In an effort to figure out why I was not conceiving, I underwent so many tests, many were painful and most robbed me of any humility I ever had. We spent so much time and money. I cannot tell you how many tears I cried. Ultimately, I went through infertility treatments that involved shots and ultrasounds. I was just about to give up on ever getting pregnant when I finally got that longed for positive pregnancy test, but that pregnancy ended on Christmas Eve in 1996. Strangely, I did have a peace though. It was as if God was saying to me "Don't give up. It will happen, just not now." After several more rounds of shots and ultrasounds, my doctor finally convinced me to add artificial insemination to the process. So, we did. When Karli Blayne Calverette was conceived I was in a room with Freddie, a doctor, and a nurse, and my pride was hanging behind a door in the pocket of my jeans. Needless to say, she arrived on April 7, 1999, beautiful and perfect. I was finally a Mommy.

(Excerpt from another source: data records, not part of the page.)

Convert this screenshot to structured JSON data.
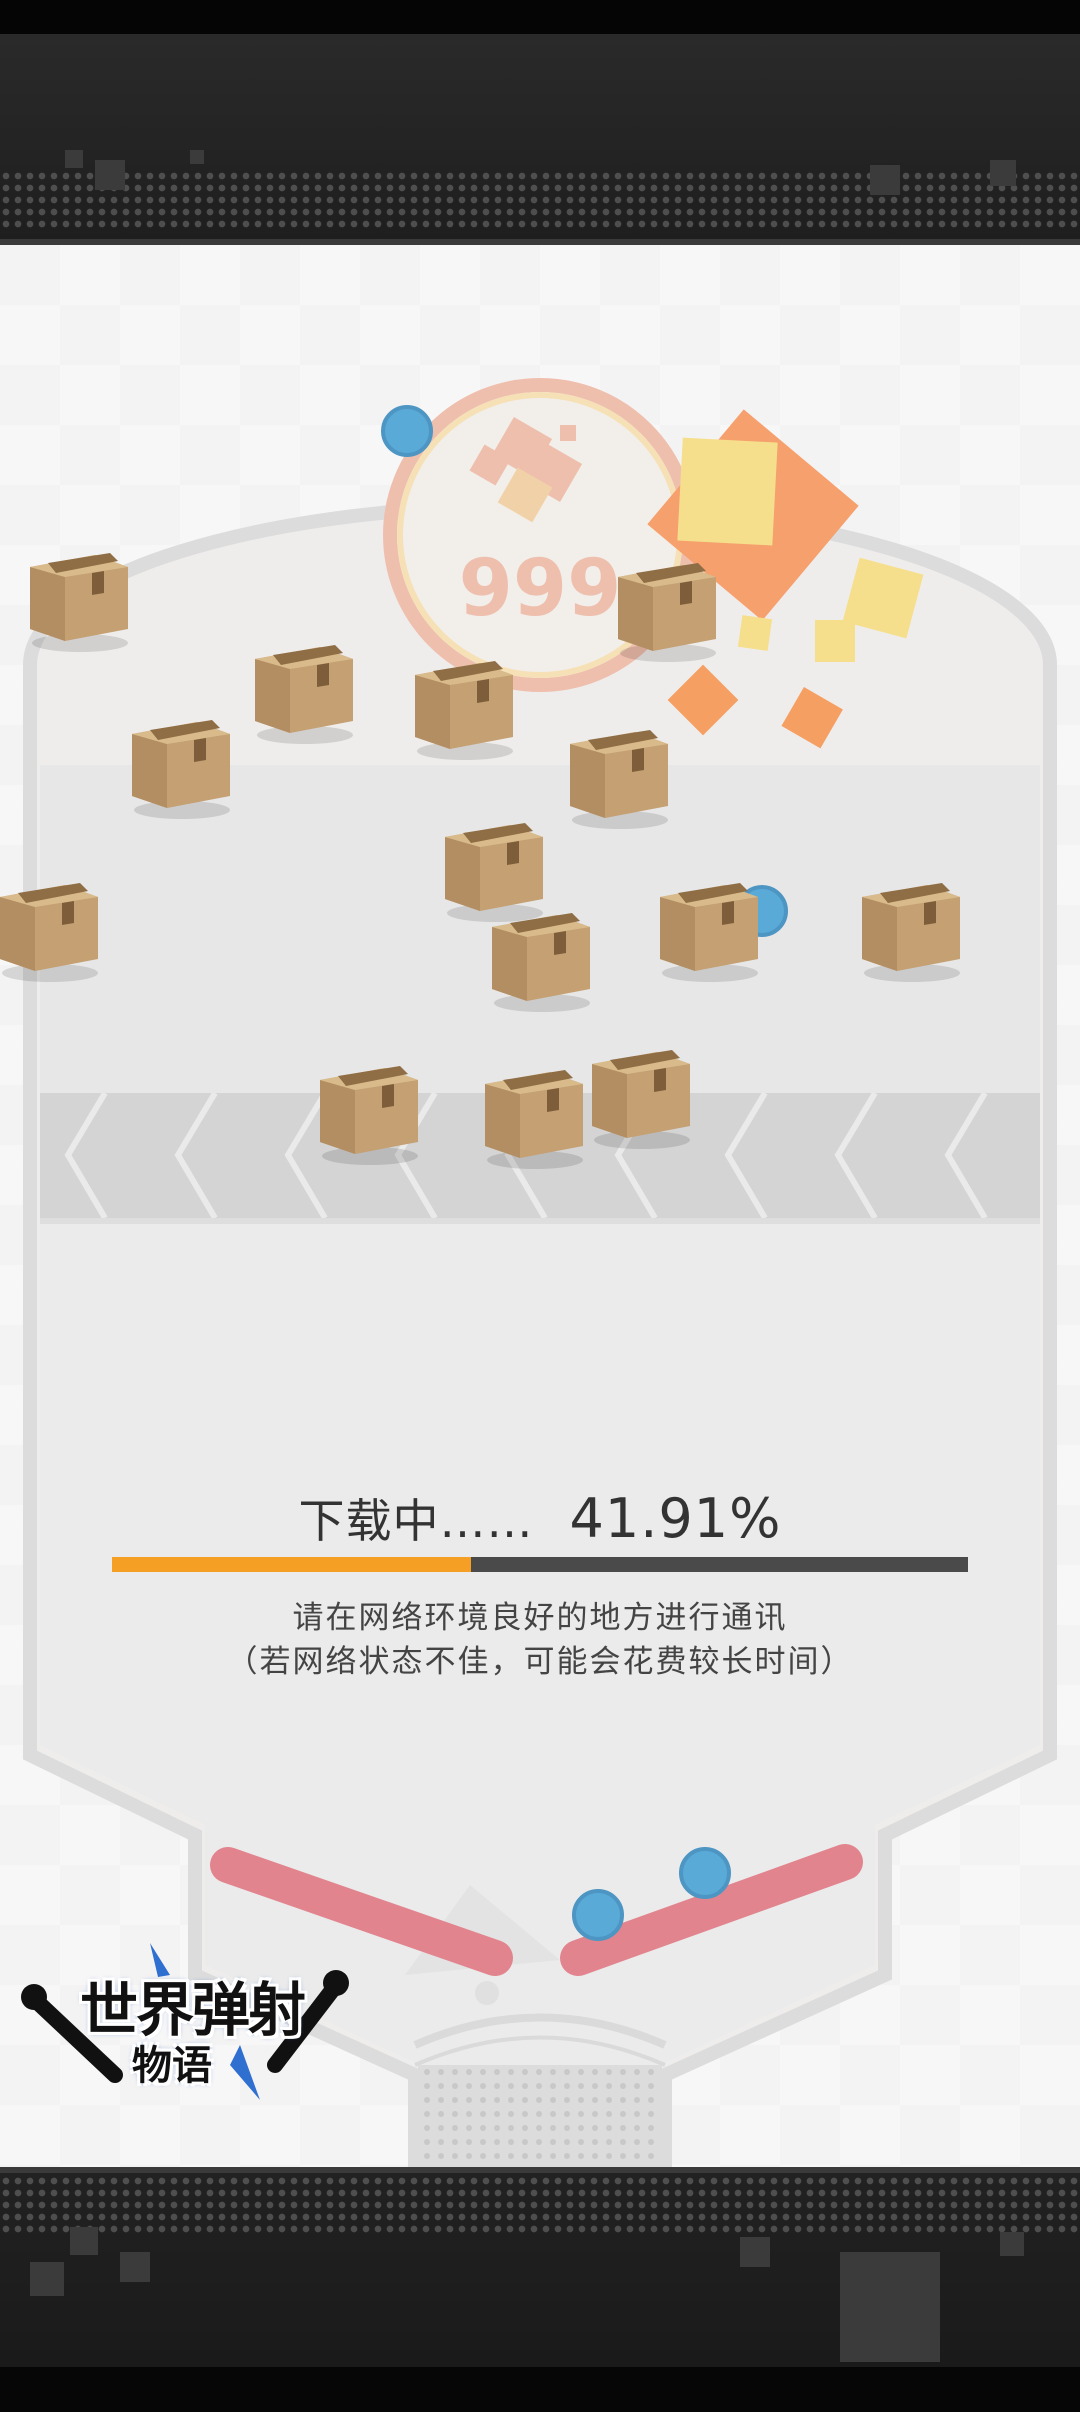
{
  "game": {
    "download_label": "下载中……",
    "progress_text": "41.91%",
    "progress": 0.4191,
    "notice_line1": "请在网络环境良好的地方进行通讯",
    "notice_line2": "（若网络状态不佳，可能会花费较长时间）",
    "bumper_score": "999",
    "logo_line1": "世界弹射",
    "logo_line2": "物语"
  },
  "colors": {
    "progress_fill": "#f5a024",
    "progress_track": "#4a4a4a",
    "flipper": "#e2848e",
    "ball": "#5aaad8",
    "box": "#c4a073"
  }
}
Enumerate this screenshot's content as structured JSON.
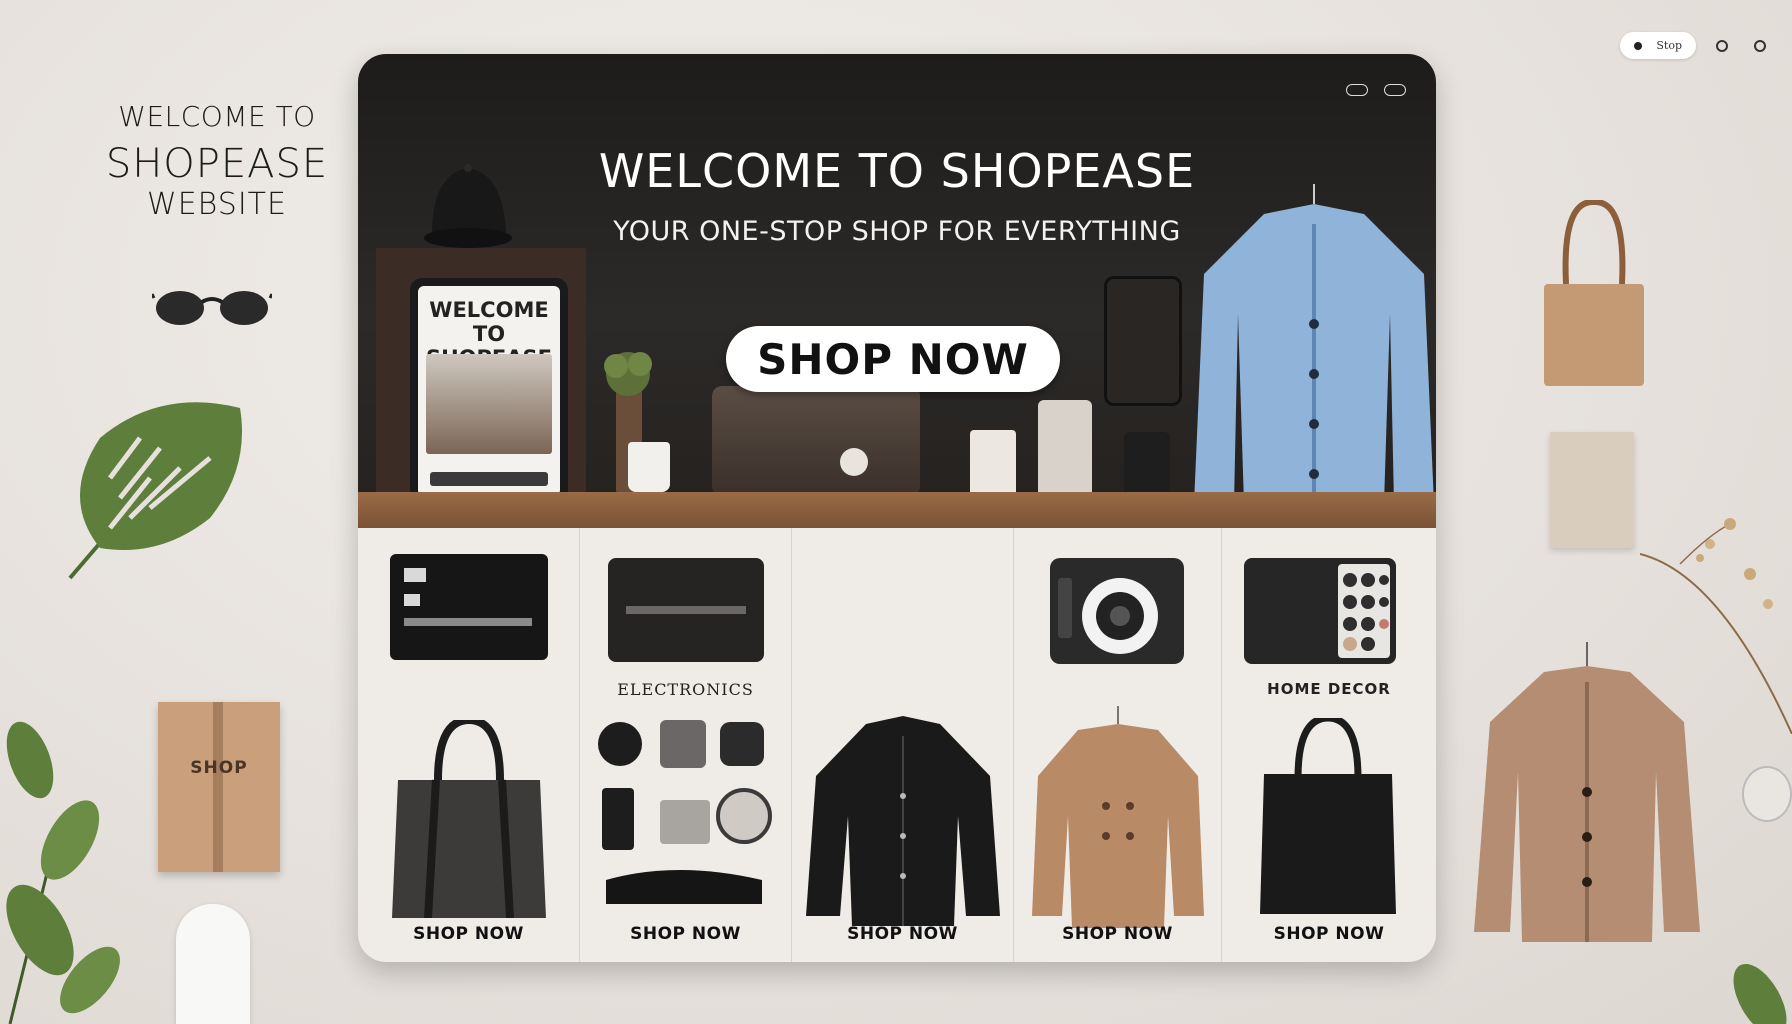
{
  "top_nav": {
    "items": [
      "",
      "",
      "",
      ""
    ]
  },
  "corner_nav": {
    "pill_label": "Stop",
    "link1": "",
    "link2": ""
  },
  "side": {
    "line1": "WELCOME TO",
    "line2": "SHOPEASE",
    "line3": "WEBSITE"
  },
  "hero": {
    "top_label": "",
    "btn1": "",
    "btn2": "",
    "title": "WELCOME TO SHOPEASE",
    "subtitle": "YOUR ONE-STOP SHOP FOR EVERYTHING",
    "tagline": "",
    "cta": "SHOP NOW",
    "tablet_title": "WELCOME TO SHOPEASE"
  },
  "categories": [
    {
      "label": "",
      "cta": "SHOP NOW"
    },
    {
      "label": "ELECTRONICS",
      "cta": "SHOP NOW"
    },
    {
      "label": "",
      "cta": "SHOP NOW"
    },
    {
      "label": "",
      "cta": "SHOP NOW"
    },
    {
      "label": "HOME DECOR",
      "cta": "SHOP NOW"
    }
  ],
  "box_label": "SHOP",
  "colors": {
    "hero_bg": "#1d1c1b",
    "shelf": "#8a5d3e",
    "cardigan_blue": "#8fb3d9",
    "cardigan_tan": "#b58d73"
  }
}
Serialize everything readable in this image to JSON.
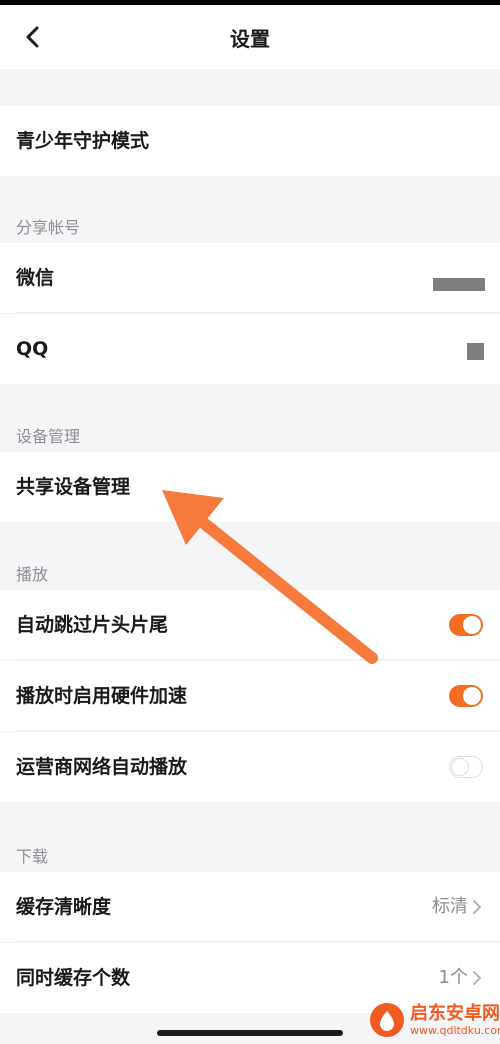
{
  "nav": {
    "title": "设置"
  },
  "items": {
    "teen_mode": "青少年守护模式",
    "wechat": "微信",
    "qq": "QQ",
    "shared_devices": "共享设备管理",
    "auto_skip": "自动跳过片头片尾",
    "hw_accel": "播放时启用硬件加速",
    "carrier_autoplay": "运营商网络自动播放",
    "cache_quality": "缓存清晰度",
    "concurrent_cache": "同时缓存个数"
  },
  "sections": {
    "share_accounts": "分享帐号",
    "device_mgmt": "设备管理",
    "playback": "播放",
    "download": "下载"
  },
  "values": {
    "cache_quality": "标清",
    "concurrent_cache": "1个"
  },
  "toggles": {
    "auto_skip": true,
    "hw_accel": true,
    "carrier_autoplay": false
  },
  "watermark": {
    "name": "启东安卓网",
    "url": "www.qdltdku.com"
  },
  "colors": {
    "accent": "#f36e21",
    "arrow": "#f57a3c"
  }
}
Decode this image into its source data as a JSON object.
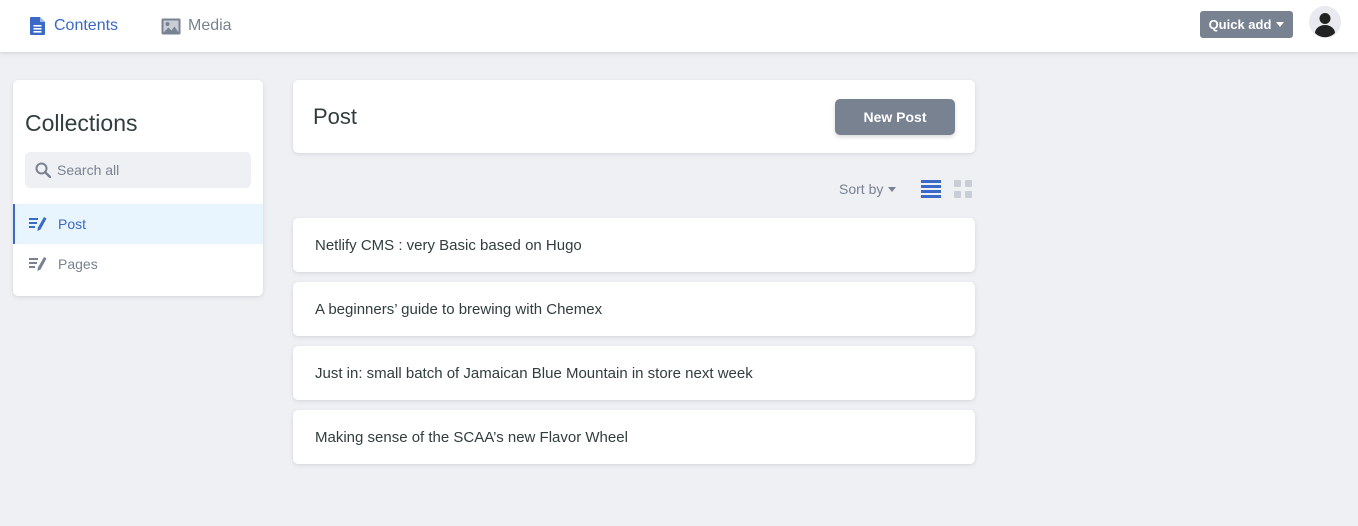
{
  "header": {
    "tabs": [
      {
        "label": "Contents",
        "icon": "document-icon",
        "active": true
      },
      {
        "label": "Media",
        "icon": "image-icon",
        "active": false
      }
    ],
    "quick_add_label": "Quick add",
    "avatar_icon": "user-avatar-icon"
  },
  "sidebar": {
    "title": "Collections",
    "search_placeholder": "Search all",
    "collections": [
      {
        "label": "Post",
        "icon": "edit-list-icon",
        "active": true
      },
      {
        "label": "Pages",
        "icon": "edit-list-icon",
        "active": false
      }
    ]
  },
  "main": {
    "collection_title": "Post",
    "new_button_label": "New Post",
    "sort_label": "Sort by",
    "view_modes": [
      "list-view-icon",
      "grid-view-icon"
    ],
    "active_view": "list",
    "entries": [
      "Netlify CMS : very Basic based on Hugo",
      "A beginners’ guide to brewing with Chemex",
      "Just in: small batch of Jamaican Blue Mountain in store next week",
      "Making sense of the SCAA’s new Flavor Wheel"
    ]
  },
  "colors": {
    "accent": "#3a69c7",
    "muted": "#798291",
    "background": "#eff0f4",
    "active_item_bg": "#e8f5fe",
    "text": "#313d3e"
  }
}
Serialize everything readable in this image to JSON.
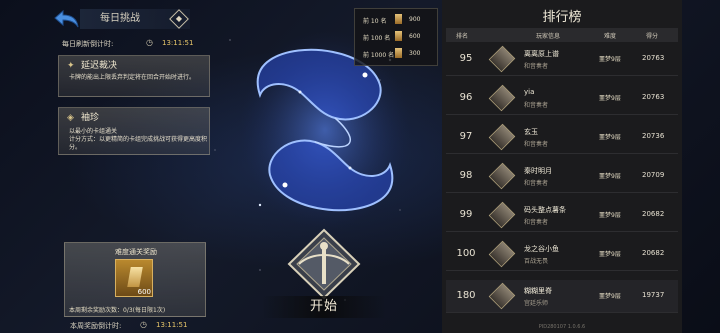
{
  "header": {
    "title": "每日挑战",
    "info_icon": "◆",
    "refresh_label": "每日刷新倒计时:",
    "refresh_time": "13:11:51"
  },
  "modifiers": [
    {
      "title": "延迟裁决",
      "desc": "卡牌的能出上限丢弃判定将在回合开始时进行。"
    },
    {
      "title": "袖珍",
      "desc": "以最小的卡组通关\n计分方式：以更精简的卡组完成挑战可获得更高度积分。"
    }
  ],
  "reward": {
    "title": "难度通关奖励",
    "amount": "600",
    "count_text": "本周剩余奖励次数：0/3(每日限1次)"
  },
  "weekly": {
    "label": "本周奖励倒计时:",
    "time": "13:11:51"
  },
  "start_button": "开始",
  "thresholds": [
    {
      "rank": "前 10 名",
      "points": "900"
    },
    {
      "rank": "前 100 名",
      "points": "600"
    },
    {
      "rank": "前 1000 名",
      "points": "300"
    }
  ],
  "leaderboard": {
    "title": "排行榜",
    "columns": {
      "rank": "排名",
      "player": "玩家信息",
      "difficulty": "难度",
      "score": "得分"
    },
    "rows": [
      {
        "rank": "95",
        "name": "离离原上谱",
        "tag": "和音奏者",
        "level": "噩梦9层",
        "score": "20763"
      },
      {
        "rank": "96",
        "name": "yia",
        "tag": "和音奏者",
        "level": "噩梦9层",
        "score": "20763"
      },
      {
        "rank": "97",
        "name": "玄玉",
        "tag": "和音奏者",
        "level": "噩梦9层",
        "score": "20736"
      },
      {
        "rank": "98",
        "name": "秦时明月",
        "tag": "和音奏者",
        "level": "噩梦9层",
        "score": "20709"
      },
      {
        "rank": "99",
        "name": "码头整点薯条",
        "tag": "和音奏者",
        "level": "噩梦9层",
        "score": "20682"
      },
      {
        "rank": "100",
        "name": "龙之谷小鱼",
        "tag": "百战无畏",
        "level": "噩梦9层",
        "score": "20682"
      },
      {
        "rank": "180",
        "name": "糊糊里脊",
        "tag": "宫廷乐师",
        "level": "噩梦9层",
        "score": "19737"
      }
    ],
    "version": "PID280107 1.0.6.6"
  },
  "colors": {
    "accent_gold": "#e6c56a",
    "constellation_blue": "#4a7cff"
  }
}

I can look back on those years now with a clarity that was incomprehensible then. I was very confused during those most difficult years. I could not see any reason that God would have to not give me a child. Now, I do understand. His timing is perfect. He knows the desires of my heart. He knows the future, my future. I had my baby at a time in my life when I could stay home with her full time. Had she come sooner, I may not have had that luxury. Freddie and I were both very young when we got married. We were able to spend time together trying to figure out how to be a couple before we had kids and had to figure out how to be a family. That, my friend, is a hidden blessing that many do not get. We were able to do alot of traveling and have been all over the Caribbean and the United States. I was able to have a professional career. Now, if something would happen and I would have to go back to work, I know that I always have that to fall back on. Not only that, but it gave me great pride, because I was very good at my job.
I have always said that I wanted 5 kids for as long as I can remember. After we had Karli, I just knew that another baby was just something that was going to happen. We didn't need to talk about it or make any decisions. I thought that having them 2 years apart would be ideal. I wasn't sure if I would be able to get pregnant on my own or if I would have to undergo those pricey shots and ultrasounds again. We talked about trying to set aside the money to pay for them. Then, when Karli was 15 months old I got pregnant on my own and was VERY surprised! Five days before Karli turned 2, we welcomed Drake William Elie Calverette into our growing family. Again, I knew more children were on the way, and 2 years apart still seemed ideal. I didn't want another April baby and thought that having a baby at the beginning of the summer would work well. On June 10, 2 years and 2 months after Drake, we welcomed Brant James Lee Calverette to the brood. After 2 boys and 4 years of terrible two's I knew that I could not physically handle another baby and even thought about not having any more children. But, God had one more baby picked out for me, and on December 20, 4-1/2 years after Brant, we brought Aubree AnnaLynn Calverette home.
All the pain I felt for those miserable years has disappeared. I actually hardly ever even think about it. What I have been given has more than made up for any suffering I have ever had to go through. My marriage & my heart have been more than healed. My husband & I are closer than ever. My children are a joy. I love them more than I ever thought one human could love another human. I see every thing that is good in each one of them every time I look at them. They are unique and beautiful. I have never done anything to deserve even one of them. My cup runneth over.
Lord, how wonderful it is to be a parent! Thank You for the privilege of loving children and teaching them Your truths. Even when the days are long and hard, help me to always treasure this most precious blessing. In Jesus' name, Amen.